If a Customer is locked out, find their customer record from the Customers grid (/administrator/Customer). Click into Details and empty out the Locked Out Until field.

image-20221106083701302

Click Save Changes. The Customer should be able to log in now without waiting for the lockout period to end.

For Employees who are locked out, the process is very similar. Find the Employee record and empty out their Locked Out Until field. You must have Superuser or Employee Edit permissions to edit Employees.

Password Expirations

The system also supports the notion of expiring passwords, where the user is forced to change their password after a set period of time. This feature is turned off by default for Customers, but it may be enabled on the above Login Security Settings screen. To enable it, adjust the "Password Expiration Duration In Days" setting to something larger than 0. For example, setting the value to 365 will require Customers to change their password every year.

This feature is turned on for Employees, and the duration for passwords is set to 180 days. After 180 days, the next time the Employee logs in, they will be prompted to change their password. If you have a valid reason why this rule should be relaxed for Employees, contact SoftSlate support.

Reusing Previous Passwords

Customers may also be prevented from reusing a previous password when they change their password. This feature is disabled by default for Customers, but it may be enabled on the Login Security Setting screen. Simply adjust the "Number of Previous Passwords To Check" to something greater than 0. When it is enabled, each time a Customer changes their password the system will first check to make sure it is not the same as one of the previous x passwords, where x is the value of that setting.
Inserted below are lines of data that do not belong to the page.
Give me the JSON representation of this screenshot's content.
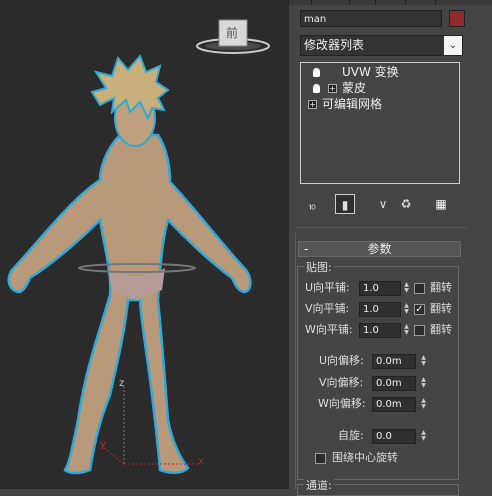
{
  "viewport": {
    "viewcube_label": "前",
    "axis_z": "z",
    "axis_x": "x",
    "axis_y": "y"
  },
  "panel": {
    "object_name": "man",
    "object_color": "#8e2a2a",
    "modifier_list": "修改器列表",
    "stack": [
      {
        "label": "UVW 变换",
        "has_bulb": true,
        "has_plus": false,
        "selected": false
      },
      {
        "label": "蒙皮",
        "has_bulb": true,
        "has_plus": true,
        "selected": false
      },
      {
        "label": "可编辑网格",
        "has_bulb": false,
        "has_plus": true,
        "selected": false
      }
    ],
    "toolbar_icons": [
      "pin-stack-icon",
      "show-end-result-icon",
      "make-unique-icon",
      "remove-modifier-icon",
      "configure-modifier-sets-icon"
    ],
    "rollout": {
      "collapse_glyph": "-",
      "title": "参数",
      "tiling_group": "贴图:",
      "u_tile_label": "U向平铺:",
      "u_tile_value": "1.0",
      "u_flip_label": "翻转",
      "u_flip_checked": false,
      "v_tile_label": "V向平铺:",
      "v_tile_value": "1.0",
      "v_flip_label": "翻转",
      "v_flip_checked": true,
      "w_tile_label": "W向平铺:",
      "w_tile_value": "1.0",
      "w_flip_label": "翻转",
      "w_flip_checked": false,
      "u_offset_label": "U向偏移:",
      "u_offset_value": "0.0m",
      "v_offset_label": "V向偏移:",
      "v_offset_value": "0.0m",
      "w_offset_label": "W向偏移:",
      "w_offset_value": "0.0m",
      "rotate_label": "自旋:",
      "rotate_value": "0.0",
      "around_center_label": "围绕中心旋转",
      "around_center_checked": false,
      "channel_group": "通道:"
    }
  }
}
By default, this feature is in effect for Employees, and set to five previous passwords that will be checked. If you have a valid reason why this rule should be relaxed for Employees, contact SoftSlate support.

Restricting Logins for Specific Users to Specific IP Addresses

In many cases, the location of the users accessing the system is known ahead of time. It may be that an Employee always logs in either from home or from an office location. To really restrict access, it is possible to define the list of legitimate IP addresses each user is allowed to log in from. This can be done for both Customers and Employees in the Administrator application.
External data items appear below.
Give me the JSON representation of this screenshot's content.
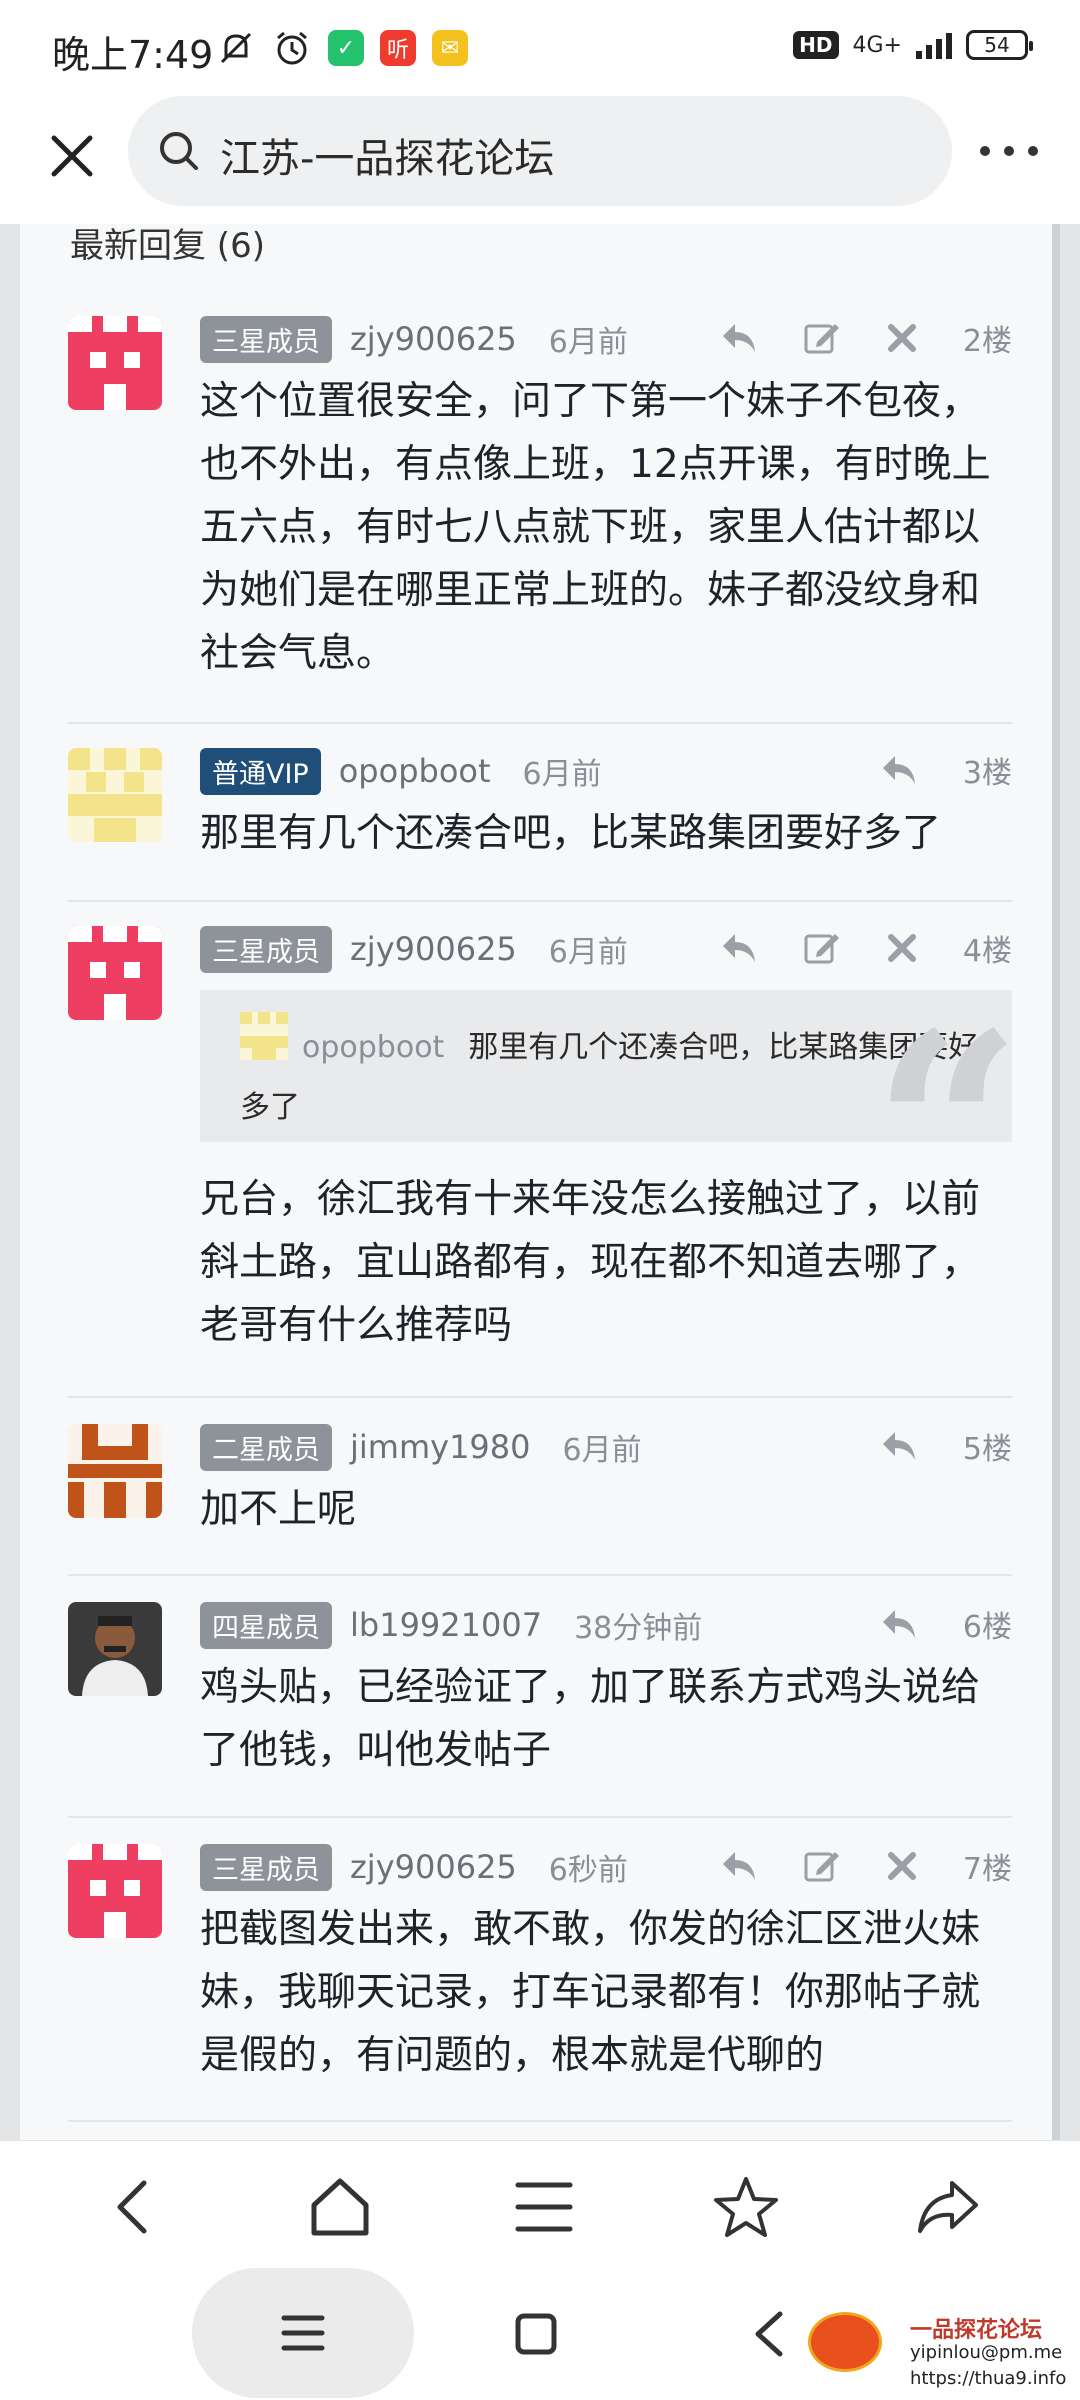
{
  "status_bar": {
    "time": "晚上7:49",
    "app_badge_1": "",
    "app_badge_2": "听",
    "hd": "HD",
    "network": "4G+",
    "battery": "54"
  },
  "header": {
    "search_text": "江苏-一品探花论坛"
  },
  "section_title": "最新回复 (6)",
  "posts": [
    {
      "rank": "三星成员",
      "rank_color": "#8e9399",
      "user": "zjy900625",
      "time": "6月前",
      "floor": "2楼",
      "content": "这个位置很安全，问了下第一个妹子不包夜，也不外出，有点像上班，12点开课，有时晚上五六点，有时七八点就下班，家里人估计都以为她们是在哪里正常上班的。妹子都没纹身和社会气息。"
    },
    {
      "rank": "普通VIP",
      "rank_color": "#1f4e79",
      "user": "opopboot",
      "time": "6月前",
      "floor": "3楼",
      "content": "那里有几个还凑合吧，比某路集团要好多了"
    },
    {
      "rank": "三星成员",
      "rank_color": "#8e9399",
      "user": "zjy900625",
      "time": "6月前",
      "floor": "4楼",
      "quote_user": "opopboot",
      "quote_text": "那里有几个还凑合吧，比某路集团要好多了",
      "content": "兄台，徐汇我有十来年没怎么接触过了，以前斜土路，宜山路都有，现在都不知道去哪了，老哥有什么推荐吗"
    },
    {
      "rank": "二星成员",
      "rank_color": "#8e9399",
      "user": "jimmy1980",
      "time": "6月前",
      "floor": "5楼",
      "content": "加不上呢"
    },
    {
      "rank": "四星成员",
      "rank_color": "#8e9399",
      "user": "lb19921007",
      "time": "38分钟前",
      "floor": "6楼",
      "content": "鸡头贴，已经验证了，加了联系方式鸡头说给了他钱，叫他发帖子"
    },
    {
      "rank": "三星成员",
      "rank_color": "#8e9399",
      "user": "zjy900625",
      "time": "6秒前",
      "floor": "7楼",
      "content": "把截图发出来，敢不敢，你发的徐汇区泄火妹妹，我聊天记录，打车记录都有！你那帖子就是假的，有问题的，根本就是代聊的"
    }
  ],
  "watermark": {
    "title": "一品探花论坛",
    "email": "yipinlou@pm.me",
    "url": "https://thua9.info"
  }
}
To restrict a specific user to specific IP address, simply find their record in the Administrator (under Customers or Employees) and add the list of legitimate IP addresses to the "Allowed Ip Addresses" field.

image-20221105114507768

The field accepts a comma-separated list of IP addresses. The next time the user logs in, the system will check the IP address they are logging in from against the list. If it is not contained in the list, the login will be refused.
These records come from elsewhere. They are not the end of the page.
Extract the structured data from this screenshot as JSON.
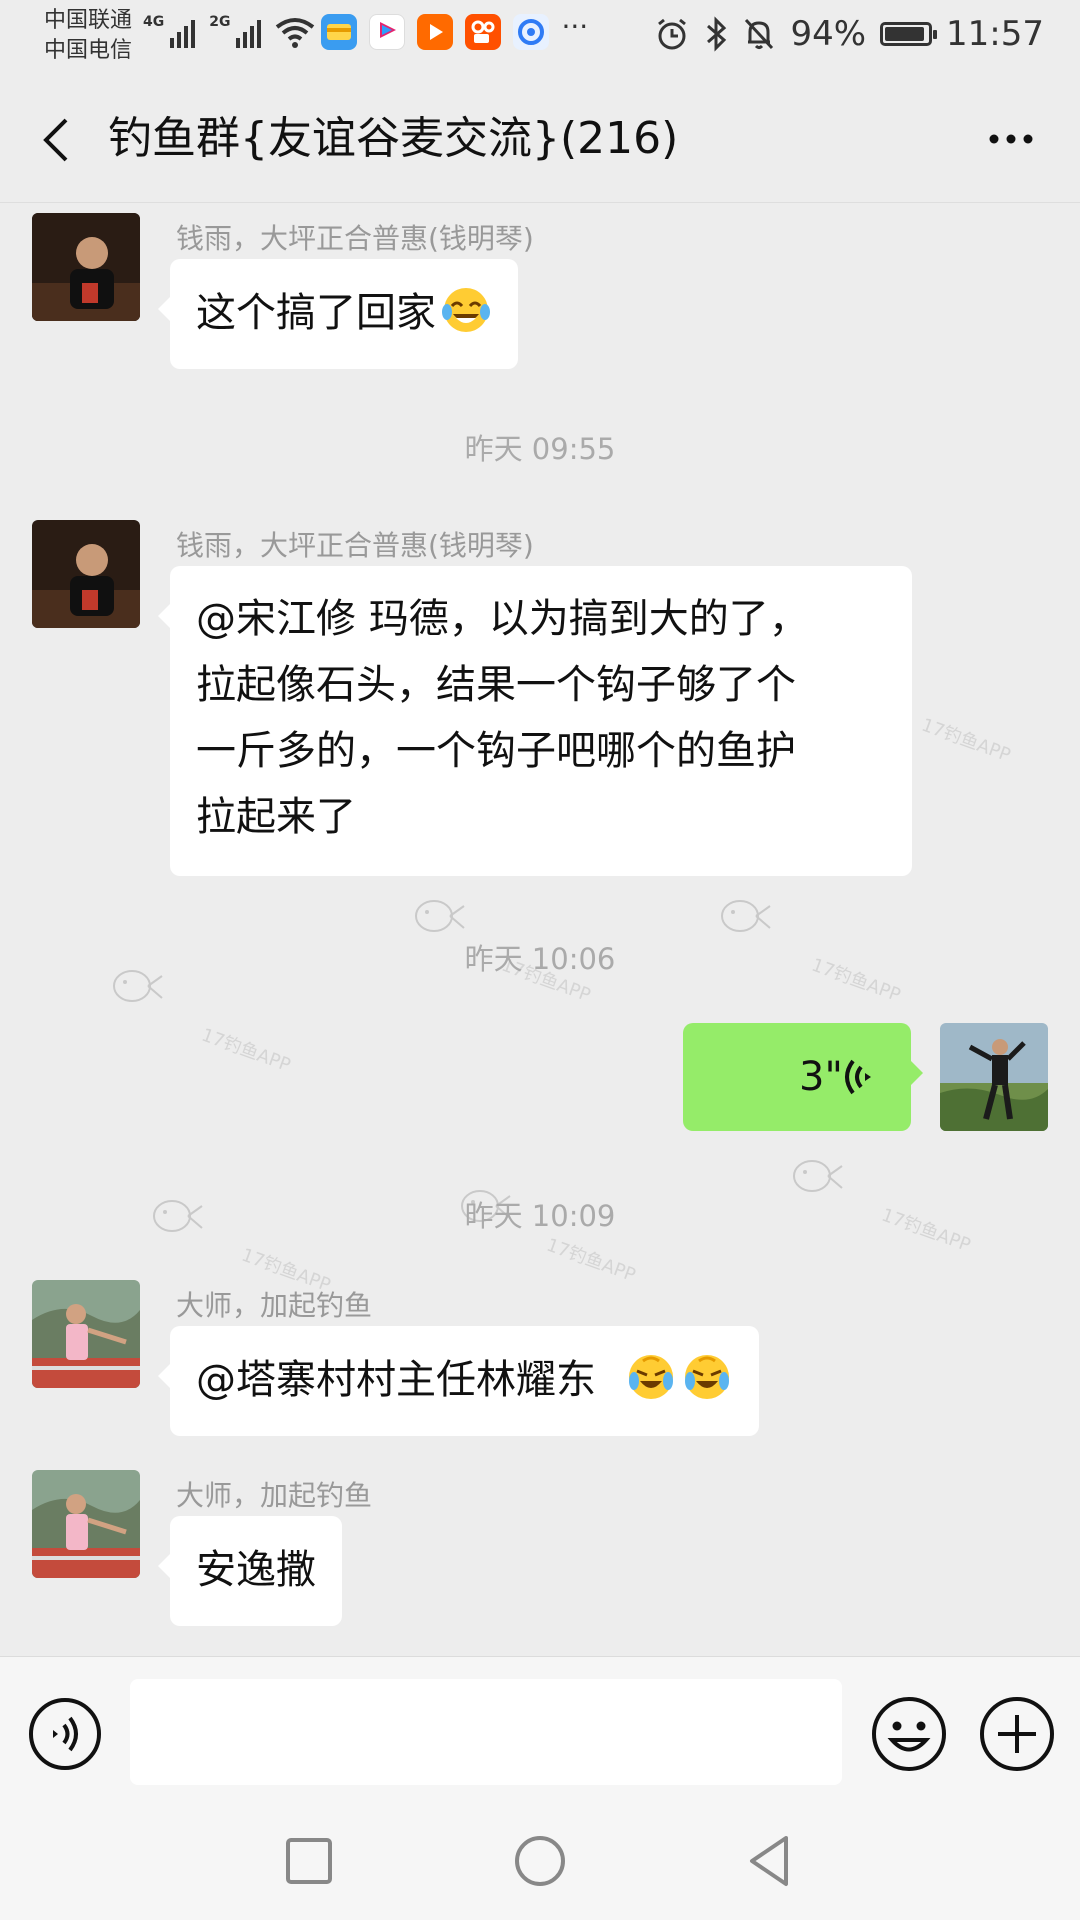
{
  "status_bar": {
    "carrier1": "中国联通",
    "carrier2": "中国电信",
    "net1": "4G",
    "net2": "2G",
    "battery_percent": "94%",
    "battery_level": 0.94,
    "time": "11:57",
    "more_notifications": "···"
  },
  "header": {
    "title": "钓鱼群{友谊谷麦交流}(216)"
  },
  "messages": [
    {
      "sender": "钱雨，大坪正合普惠(钱明琴)",
      "text": "这个搞了回家",
      "emoji": "tears-of-joy-emoji"
    },
    {
      "timestamp": "昨天 09:55"
    },
    {
      "sender": "钱雨，大坪正合普惠(钱明琴)",
      "lines": [
        "@宋江修  玛德，以为搞到大的了，",
        "拉起像石头，结果一个钩子够了个",
        "一斤多的，一个钩子吧哪个的鱼护",
        "拉起来了"
      ]
    },
    {
      "timestamp": "昨天 10:06"
    },
    {
      "outgoing_voice_duration": "3\""
    },
    {
      "timestamp": "昨天 10:09"
    },
    {
      "sender": "大师，加起钓鱼",
      "text": "@塔寨村村主任林耀东  ",
      "emoji": "loudly-crying-laughing-emoji"
    },
    {
      "sender": "大师，加起钓鱼",
      "text": "安逸撒"
    }
  ],
  "watermark": {
    "text": "17钓鱼APP"
  },
  "input_bar": {
    "value": "",
    "placeholder": ""
  },
  "colors": {
    "background": "#ededed",
    "bubble_in": "#ffffff",
    "bubble_out": "#95ec69",
    "meta_text": "#999999"
  }
}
To disable this feature, simply empty out the "Allow Ip Addresses" field. An empty field tells the system to allow logins from any IP address.

Google Sign-In

The platform supports customer logins and registrations using Google Sign-In. This can be much more convenient for customers since they don't have to create a new password. This feature is turned off by default. For more information, visit this section of the Customer Account Features page: https://cloud.softslate.com/content/Customer_Account_Features#registration-and-login-with-google-sign-in.

It's important to note that when a customer signs in via Google, none of the above security features take effect for their account. Lock-outs, password expirations, password rules, etc. - these are all managed by Google. If you wish to leverage the above features for customers, you should keep Google Sign-In turned off.